3. Hellbound Glory – Pure Scum (2020)
Hellbound Glory frontman Leroy Virgil named the band’s 2008 debut Scumbag Country, an apt description of the debauched and depraved sensibility of his songs. And Virgil returned to that theme for their fifth album Pure Scum, their second produced by Shooter Jennings and released on his Black Rock Country label. Virgil lives in Reno, Nevada, and twangy, trashy songs like “Loose Slots” and “Leon Neon” sound like they could only have been written there. But there’s a frank vulnerability in “Someone to Use” and “Ragged But Alright” that keeps Pure Scum from coming off like a broad caricature of life in the gutter.

2. Shooter Jennings – Family Man (2012)
The first four Shooter Jennings solo albums were all produced by Dave Cobb, who has remained Shooter’s co-producer on some later projects. But Jennings stepped out on his own to self-produce an album for the first time on 2012’s Family Man, an introspective song cycle about life as a young father and the son of country legends. And he pulled together a unique lineup of players for the album that included jazz pianist Erik Deutsch and Rage Against the Machine guitarist Tom Morello.

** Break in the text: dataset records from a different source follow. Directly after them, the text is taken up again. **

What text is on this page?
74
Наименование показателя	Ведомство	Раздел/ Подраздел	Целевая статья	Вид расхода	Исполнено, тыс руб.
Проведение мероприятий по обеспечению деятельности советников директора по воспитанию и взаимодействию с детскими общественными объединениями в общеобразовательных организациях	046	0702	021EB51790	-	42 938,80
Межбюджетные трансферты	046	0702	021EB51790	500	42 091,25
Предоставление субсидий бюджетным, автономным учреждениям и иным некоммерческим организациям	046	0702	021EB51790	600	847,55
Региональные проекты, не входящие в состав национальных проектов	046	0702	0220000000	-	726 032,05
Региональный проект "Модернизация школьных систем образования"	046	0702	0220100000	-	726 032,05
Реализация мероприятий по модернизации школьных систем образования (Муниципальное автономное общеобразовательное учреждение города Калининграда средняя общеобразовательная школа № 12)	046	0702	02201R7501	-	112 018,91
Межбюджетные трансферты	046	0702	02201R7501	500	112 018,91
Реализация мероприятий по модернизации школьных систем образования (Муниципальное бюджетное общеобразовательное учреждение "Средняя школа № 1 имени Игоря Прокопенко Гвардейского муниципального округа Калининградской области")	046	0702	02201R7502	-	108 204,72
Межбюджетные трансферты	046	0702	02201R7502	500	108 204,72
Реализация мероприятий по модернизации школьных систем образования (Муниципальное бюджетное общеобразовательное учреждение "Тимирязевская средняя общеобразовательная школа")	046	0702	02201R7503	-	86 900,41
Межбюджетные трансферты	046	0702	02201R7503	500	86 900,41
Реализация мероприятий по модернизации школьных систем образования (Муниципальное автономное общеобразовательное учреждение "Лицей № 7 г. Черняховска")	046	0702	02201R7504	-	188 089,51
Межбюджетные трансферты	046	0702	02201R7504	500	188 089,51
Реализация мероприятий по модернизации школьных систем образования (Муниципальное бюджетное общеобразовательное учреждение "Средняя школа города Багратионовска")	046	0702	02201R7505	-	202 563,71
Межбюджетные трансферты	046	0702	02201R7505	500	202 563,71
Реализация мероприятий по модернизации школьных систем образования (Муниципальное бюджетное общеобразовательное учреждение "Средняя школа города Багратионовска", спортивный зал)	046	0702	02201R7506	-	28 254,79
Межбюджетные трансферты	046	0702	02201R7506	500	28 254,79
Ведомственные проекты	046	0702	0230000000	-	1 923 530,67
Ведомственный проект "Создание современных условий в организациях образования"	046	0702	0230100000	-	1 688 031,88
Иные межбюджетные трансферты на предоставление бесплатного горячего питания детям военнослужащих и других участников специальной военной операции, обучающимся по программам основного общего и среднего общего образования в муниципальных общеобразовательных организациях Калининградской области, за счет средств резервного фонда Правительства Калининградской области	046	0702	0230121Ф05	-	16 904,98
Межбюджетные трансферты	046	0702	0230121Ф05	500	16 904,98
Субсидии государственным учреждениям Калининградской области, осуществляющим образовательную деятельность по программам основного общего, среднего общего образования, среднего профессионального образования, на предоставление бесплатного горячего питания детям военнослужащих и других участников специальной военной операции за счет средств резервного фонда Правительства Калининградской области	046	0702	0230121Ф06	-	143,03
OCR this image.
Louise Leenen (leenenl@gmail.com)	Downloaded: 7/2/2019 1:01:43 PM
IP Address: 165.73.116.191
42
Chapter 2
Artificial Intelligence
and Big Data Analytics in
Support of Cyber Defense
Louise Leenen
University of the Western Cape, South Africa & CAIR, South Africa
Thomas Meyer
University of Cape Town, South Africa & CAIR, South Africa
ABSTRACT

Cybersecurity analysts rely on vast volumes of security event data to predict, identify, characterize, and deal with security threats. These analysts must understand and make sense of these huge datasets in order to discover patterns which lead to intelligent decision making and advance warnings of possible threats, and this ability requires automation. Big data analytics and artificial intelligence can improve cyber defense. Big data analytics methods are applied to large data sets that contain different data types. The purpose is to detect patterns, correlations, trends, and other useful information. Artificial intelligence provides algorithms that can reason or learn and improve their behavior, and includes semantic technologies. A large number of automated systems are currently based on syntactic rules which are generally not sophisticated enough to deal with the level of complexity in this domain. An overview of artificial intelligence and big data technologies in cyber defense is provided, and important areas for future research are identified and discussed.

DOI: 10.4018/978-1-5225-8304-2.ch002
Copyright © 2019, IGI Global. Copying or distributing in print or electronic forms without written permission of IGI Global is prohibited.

1. Brandi Carlile – By The Way, I Forgive You (2018)
Singer-songwriter Brandi Carlile had already worked with producers as renowned as T Bone Burnett and Rick Rubin over the course of her first five albums. But By The Way, I Forgive You was her first with Shooter Jennings and his longtime production partner Dave Cobb. She reached a new level of acclaim and commercial success with them. Carlile won three Grammys for the album and the single “The Joke,” a poignant song about growing up feeling marginalized or misunderstood. The album was also a swan song for Paul Buckmaster, the British composer who’d arranged strings for classics by David Bowie and Elton John, who died in November 2017 after providing spine-chilling arrangements on “Whatever You Do” and “Party of One.”